Дюрер 1505 года значительно отличается от того, каким он был в 1496. Прошедшие десять лет сыграли важную роль в становлении личности художника. За эти годы он приобрел значительный опыт как эстетический, так и чисто человеческий, сформировался как личность. В этот период он попытался разобраться в самом себе и осознал свое предназначение как гениального художника. Усвоив опыт, приобретенный во время первого путешествия в Италию, в соответствии с особенностями собственного характера и таланта, он создает новое искусство, которое поразит его соотечественников, а молодые художники и «продвинутые» знатоки признают его как новое направление немецкой живописи. Многогранность его таланта проявилась в разнообразии технических подходов. Он виртуозно владеет техникой гравирования на дереве или меди. В живописи он использует теплые и нежные краски для поддержания гармонии таких огромных монументальных произведений, как алтарь Паумгартнера, а для некоторых портретов, полных задушевности и доверия, — легкую гуашь, учитывающую особенности холста, фактуру ткани и зернистость и придающую необычайное впечатление жизненности изображаемых персонажей. Он обогатил свою технику всеми приемами, которые могли передать Италия и Нидерланды традиционному немецкому искусству старой Германии. Более того, он пытался решить многие проблемы живописи, в первую очередь работал над трактатами о пропорциях человеческого тела и перспективе, изучал геологические особенности пейзажа, а также строение растений и животных.

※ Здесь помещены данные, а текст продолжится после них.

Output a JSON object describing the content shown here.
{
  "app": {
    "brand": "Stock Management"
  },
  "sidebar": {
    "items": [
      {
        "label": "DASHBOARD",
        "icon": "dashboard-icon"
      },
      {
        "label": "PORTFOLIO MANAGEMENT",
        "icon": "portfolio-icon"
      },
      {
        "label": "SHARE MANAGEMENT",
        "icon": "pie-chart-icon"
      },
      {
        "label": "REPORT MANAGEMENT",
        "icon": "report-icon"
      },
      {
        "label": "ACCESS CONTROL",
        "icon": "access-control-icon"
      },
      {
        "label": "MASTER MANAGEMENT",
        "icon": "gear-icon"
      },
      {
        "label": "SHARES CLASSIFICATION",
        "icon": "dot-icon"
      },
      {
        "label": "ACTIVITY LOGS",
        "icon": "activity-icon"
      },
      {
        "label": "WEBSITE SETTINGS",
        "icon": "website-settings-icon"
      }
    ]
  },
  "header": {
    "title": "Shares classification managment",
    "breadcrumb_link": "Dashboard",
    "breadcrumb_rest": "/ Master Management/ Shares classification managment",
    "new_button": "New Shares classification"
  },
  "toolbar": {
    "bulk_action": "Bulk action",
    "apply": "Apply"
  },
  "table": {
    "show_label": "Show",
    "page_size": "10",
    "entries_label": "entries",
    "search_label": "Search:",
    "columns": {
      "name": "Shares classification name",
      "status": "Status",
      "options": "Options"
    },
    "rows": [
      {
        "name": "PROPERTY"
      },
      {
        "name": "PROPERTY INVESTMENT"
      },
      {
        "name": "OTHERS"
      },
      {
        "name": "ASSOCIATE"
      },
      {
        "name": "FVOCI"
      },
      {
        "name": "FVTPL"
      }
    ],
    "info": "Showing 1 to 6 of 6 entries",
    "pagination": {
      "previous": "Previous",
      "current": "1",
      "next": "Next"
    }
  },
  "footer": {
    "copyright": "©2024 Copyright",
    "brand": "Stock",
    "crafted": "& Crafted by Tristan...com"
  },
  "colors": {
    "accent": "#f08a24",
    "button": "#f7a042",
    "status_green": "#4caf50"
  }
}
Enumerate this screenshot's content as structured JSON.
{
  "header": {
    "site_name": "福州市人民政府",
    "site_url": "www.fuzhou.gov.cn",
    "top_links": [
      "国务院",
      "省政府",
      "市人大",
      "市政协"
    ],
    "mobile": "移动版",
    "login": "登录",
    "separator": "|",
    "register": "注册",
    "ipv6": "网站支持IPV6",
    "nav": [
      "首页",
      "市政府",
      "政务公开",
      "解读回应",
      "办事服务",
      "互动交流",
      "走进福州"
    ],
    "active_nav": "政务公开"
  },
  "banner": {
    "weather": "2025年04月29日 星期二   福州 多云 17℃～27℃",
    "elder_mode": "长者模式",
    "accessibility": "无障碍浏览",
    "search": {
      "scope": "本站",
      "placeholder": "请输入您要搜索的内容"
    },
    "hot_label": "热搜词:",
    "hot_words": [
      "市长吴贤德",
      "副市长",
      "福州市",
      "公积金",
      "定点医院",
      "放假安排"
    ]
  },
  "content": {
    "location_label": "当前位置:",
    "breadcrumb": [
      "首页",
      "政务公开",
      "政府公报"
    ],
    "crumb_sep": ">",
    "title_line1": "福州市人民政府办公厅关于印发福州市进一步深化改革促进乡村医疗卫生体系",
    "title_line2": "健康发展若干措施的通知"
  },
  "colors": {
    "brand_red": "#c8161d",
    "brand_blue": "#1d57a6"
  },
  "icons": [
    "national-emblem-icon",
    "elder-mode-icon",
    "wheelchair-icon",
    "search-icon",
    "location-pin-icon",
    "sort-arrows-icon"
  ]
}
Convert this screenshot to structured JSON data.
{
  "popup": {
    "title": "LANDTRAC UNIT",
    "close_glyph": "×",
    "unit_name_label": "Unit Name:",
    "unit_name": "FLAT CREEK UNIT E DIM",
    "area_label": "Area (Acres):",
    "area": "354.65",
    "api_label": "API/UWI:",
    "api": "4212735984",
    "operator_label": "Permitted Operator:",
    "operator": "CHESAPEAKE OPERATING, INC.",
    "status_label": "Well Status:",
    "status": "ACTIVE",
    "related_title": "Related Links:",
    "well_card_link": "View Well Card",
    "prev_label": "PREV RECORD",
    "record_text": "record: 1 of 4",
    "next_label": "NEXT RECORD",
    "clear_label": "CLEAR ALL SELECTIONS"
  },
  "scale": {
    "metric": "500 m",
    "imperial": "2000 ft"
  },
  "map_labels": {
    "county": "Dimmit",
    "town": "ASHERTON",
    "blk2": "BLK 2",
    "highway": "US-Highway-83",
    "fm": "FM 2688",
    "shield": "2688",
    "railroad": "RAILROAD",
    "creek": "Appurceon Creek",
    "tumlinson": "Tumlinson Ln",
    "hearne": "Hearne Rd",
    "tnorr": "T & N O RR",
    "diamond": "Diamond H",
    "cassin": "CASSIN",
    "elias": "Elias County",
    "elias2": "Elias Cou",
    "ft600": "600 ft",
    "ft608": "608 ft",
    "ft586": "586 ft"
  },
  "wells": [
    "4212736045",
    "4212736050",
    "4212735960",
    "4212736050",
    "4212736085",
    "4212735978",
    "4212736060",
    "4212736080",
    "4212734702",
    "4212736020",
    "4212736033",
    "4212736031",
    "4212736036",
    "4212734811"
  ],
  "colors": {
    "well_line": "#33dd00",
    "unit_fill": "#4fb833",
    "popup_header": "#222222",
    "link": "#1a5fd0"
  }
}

Эти десять лет были переходом от юности к зрелости. Они трансформировали молодого человека с портрета с чертополохом в серьезную, даже суровую личность, которая впервые подписывает свое творение на латыни, назвав себя Albertus Durerus Noricus под влиянием, несомненно, Пиркгеймера и его высокообразованных друзей, которые любили изъясняться на прекрасной латыни. Этот портрет, который находится в Пинакотеке Мюнхена, является наиболее красноречивым свидетельством классического периода творчества Дюрера, который, наконец, вышел из круговорота Апокалипсиса. Классический, практически академический портрет. Что-то холодное, неподвижное, искусственное в изображении лица, нет ни физического любопытства, ни психологической проницательности предыдущих автопортретов. Можно было бы рассматривать его как характерный портрет и считать, что избрание художником себя в качестве модели на этот раз было не более чем поводом. Возможно, желая создать голову Христа, довольно стилизованную, в манере итальянцев, он начал позировать, а затем, увлекшись присутствием этого знакомого незнакомца в зеркале, изменил свой первоначальный замысел и написал портрет.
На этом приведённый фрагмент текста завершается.